The work is scientifically motivated by the analysis needs of current X-ray missions (NICER, NuSTAR, XMM-Newton) and technically grounded in the existing codebase architecture established during GSoC 2022 and 2025.

### 2.0 Deliverables

#### 2.1 High-Level Spectral Types (`Powerspectrum`, `Crossspectrum`)

- `Powerspectrum` and `AveragedPowerspectrum` Types

Structured Powerspectrum and AveragedPowerspectrum types in Stingray.jl to provide a clean and type-safe interface for power spectral analysis. Instead of returning a raw DataFrame, the implementation will encapsulate frequency, power, normalization, and observational metadata within a dedicated Julia type.
This design will mirror the structure of the Python Stingray API while leveraging Julia's parametric types for performance and type stability. The new hierarchy will also enable future extensions such as dynamical power spectra without breaking existing workflows.
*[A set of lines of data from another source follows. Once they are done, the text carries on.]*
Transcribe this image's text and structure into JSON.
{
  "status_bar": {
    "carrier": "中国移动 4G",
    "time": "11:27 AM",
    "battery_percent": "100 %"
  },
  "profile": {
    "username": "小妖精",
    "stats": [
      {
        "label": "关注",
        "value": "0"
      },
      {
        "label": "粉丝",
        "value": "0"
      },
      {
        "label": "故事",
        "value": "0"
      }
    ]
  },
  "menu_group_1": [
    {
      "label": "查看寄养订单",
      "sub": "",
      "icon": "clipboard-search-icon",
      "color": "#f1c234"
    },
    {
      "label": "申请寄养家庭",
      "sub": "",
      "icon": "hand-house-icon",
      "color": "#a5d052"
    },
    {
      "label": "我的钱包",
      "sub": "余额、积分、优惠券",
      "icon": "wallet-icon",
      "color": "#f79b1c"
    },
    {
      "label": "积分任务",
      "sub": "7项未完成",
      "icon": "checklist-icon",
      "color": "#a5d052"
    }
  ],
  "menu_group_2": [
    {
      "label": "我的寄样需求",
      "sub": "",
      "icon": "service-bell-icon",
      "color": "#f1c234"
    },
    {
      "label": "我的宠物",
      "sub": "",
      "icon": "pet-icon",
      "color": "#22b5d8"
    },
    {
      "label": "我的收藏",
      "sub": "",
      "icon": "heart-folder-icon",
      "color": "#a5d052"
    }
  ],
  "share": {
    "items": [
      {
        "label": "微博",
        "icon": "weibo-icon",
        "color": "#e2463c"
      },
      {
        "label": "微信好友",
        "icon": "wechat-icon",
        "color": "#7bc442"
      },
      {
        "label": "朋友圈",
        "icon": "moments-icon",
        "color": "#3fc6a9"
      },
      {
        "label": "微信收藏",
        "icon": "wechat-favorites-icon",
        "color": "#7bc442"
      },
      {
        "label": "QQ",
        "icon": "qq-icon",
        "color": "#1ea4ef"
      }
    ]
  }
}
- `Crossspectrum` and `AveragedCrossspectrum` Types

A structured Crossspectrum type in Stingray.jl to support cross-spectral analysis between different X-ray energy bands. The type will store complex cross-spectral power, where the real part represents the co-spectrum and the imaginary part represents the quadrature spectrum.
From this complex representation, phase differences can be computed to derive frequency-dependent time lags between signals.
Additional fields will store auxiliary power spectra and photon counts to enable accurate coherence calculations and proper noise estimation.
This implementation will provide a clear, type-safe interface for reverberation and spectral-timing studies.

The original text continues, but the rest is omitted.